화학공학소재연구정보센터
Langmuir, Vol.29, No.2, 658-666, 2013
Decoupling the Effects of the Size, Wall Thickness, and Porosity of Curcumin-Loaded Chitosan Nanocapsules on Their Anticancer Efficacy: Size Is the Winner
Polymer nanocapsules have gained an important place as drug delivery vehicles for a myriad of biomedical applications. However, the influence of nanocapsule size, wall thickness, and porosity toward controlling the drug delivery efficiency of nanocapsular systems is not well understood. We report a facile template-mediated approach for the development of near monodispersed chitosan nanocapsules of different sizes, wall thicknesses, and porosities in a controllable manner. The ability of this approach to finely tune the structural characteristics of chitosan nanocapsules enabled us to systematically investigate the influence of capsule size, wall thickness, and porosity on their efficiency as drug delivery vehicles against mouse mastocytoma cells after loading them with curcumin, a natural lipophilic anticancer drug.

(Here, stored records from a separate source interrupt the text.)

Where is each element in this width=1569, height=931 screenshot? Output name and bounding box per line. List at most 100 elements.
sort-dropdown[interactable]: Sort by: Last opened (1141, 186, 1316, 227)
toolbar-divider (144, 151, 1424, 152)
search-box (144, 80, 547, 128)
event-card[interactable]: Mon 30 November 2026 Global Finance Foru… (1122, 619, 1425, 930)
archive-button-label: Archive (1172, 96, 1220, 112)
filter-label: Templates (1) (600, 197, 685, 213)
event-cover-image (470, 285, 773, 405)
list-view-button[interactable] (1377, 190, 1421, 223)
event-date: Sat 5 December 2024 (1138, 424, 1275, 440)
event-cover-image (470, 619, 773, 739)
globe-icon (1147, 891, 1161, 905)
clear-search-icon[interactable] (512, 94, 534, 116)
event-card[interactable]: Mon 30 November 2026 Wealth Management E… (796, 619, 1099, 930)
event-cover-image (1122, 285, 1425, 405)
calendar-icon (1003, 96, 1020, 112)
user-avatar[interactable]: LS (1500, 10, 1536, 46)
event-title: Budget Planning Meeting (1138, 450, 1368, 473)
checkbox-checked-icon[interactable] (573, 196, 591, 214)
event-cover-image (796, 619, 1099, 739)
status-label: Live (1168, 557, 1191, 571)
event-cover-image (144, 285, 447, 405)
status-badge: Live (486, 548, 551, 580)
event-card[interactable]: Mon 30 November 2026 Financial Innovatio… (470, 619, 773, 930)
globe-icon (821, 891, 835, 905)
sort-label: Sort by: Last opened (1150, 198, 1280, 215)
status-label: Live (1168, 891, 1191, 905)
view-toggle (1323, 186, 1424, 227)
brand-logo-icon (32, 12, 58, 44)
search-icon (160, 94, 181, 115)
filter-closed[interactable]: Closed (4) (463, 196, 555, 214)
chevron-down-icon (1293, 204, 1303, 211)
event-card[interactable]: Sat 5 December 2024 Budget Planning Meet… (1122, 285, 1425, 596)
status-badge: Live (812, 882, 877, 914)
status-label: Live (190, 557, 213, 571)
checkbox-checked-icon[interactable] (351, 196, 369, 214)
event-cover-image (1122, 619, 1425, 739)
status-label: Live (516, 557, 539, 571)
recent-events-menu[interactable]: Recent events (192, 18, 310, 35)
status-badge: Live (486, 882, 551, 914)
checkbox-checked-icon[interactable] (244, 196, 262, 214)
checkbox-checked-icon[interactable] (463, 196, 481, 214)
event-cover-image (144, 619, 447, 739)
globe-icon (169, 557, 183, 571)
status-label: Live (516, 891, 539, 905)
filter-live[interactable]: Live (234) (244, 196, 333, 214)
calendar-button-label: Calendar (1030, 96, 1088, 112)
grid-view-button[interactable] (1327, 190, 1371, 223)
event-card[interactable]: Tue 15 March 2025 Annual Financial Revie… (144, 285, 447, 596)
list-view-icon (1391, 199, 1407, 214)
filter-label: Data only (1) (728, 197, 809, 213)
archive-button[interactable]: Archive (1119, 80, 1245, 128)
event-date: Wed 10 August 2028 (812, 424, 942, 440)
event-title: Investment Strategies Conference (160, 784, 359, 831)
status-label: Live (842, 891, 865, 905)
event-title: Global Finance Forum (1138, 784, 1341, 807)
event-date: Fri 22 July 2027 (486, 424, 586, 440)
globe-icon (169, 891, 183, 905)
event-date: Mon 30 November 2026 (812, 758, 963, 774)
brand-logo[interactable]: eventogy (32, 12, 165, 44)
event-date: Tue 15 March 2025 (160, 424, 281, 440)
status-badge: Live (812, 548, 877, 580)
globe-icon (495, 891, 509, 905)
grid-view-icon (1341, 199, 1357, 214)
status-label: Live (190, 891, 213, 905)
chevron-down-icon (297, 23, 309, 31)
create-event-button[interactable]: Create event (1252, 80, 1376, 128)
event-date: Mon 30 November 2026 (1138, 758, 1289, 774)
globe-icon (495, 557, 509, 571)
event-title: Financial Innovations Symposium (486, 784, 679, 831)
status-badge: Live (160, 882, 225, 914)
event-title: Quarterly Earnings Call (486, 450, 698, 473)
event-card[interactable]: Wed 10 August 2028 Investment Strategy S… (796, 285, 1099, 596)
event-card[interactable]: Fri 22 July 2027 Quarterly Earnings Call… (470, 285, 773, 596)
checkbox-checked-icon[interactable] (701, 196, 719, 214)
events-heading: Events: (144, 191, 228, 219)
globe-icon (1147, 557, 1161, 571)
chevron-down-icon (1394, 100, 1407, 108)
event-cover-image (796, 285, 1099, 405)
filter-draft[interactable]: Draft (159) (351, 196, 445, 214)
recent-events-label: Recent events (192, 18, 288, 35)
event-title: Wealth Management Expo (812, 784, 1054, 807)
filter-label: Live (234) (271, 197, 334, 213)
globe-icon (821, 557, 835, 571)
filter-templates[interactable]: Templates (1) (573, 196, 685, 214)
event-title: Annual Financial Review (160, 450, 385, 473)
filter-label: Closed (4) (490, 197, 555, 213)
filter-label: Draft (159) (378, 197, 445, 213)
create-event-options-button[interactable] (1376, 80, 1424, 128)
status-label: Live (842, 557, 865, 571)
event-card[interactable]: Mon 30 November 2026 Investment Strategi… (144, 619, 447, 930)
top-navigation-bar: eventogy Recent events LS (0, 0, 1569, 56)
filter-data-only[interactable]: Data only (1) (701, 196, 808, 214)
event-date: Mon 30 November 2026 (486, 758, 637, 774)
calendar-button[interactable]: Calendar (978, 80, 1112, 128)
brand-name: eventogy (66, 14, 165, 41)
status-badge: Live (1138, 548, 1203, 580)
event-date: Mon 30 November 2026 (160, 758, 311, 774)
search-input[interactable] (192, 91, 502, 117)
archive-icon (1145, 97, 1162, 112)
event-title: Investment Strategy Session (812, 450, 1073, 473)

This study establishes an important finding in the field of nanocapsule-based drug delivery systems that although several structural characteristics of a nanocapsule might be responsible in influencing their efficiency as a chemotherapeutic carrier, the size of the nanocapsules is likely to play the most important role in dictating the chemotherapeutic efficiency of such systems.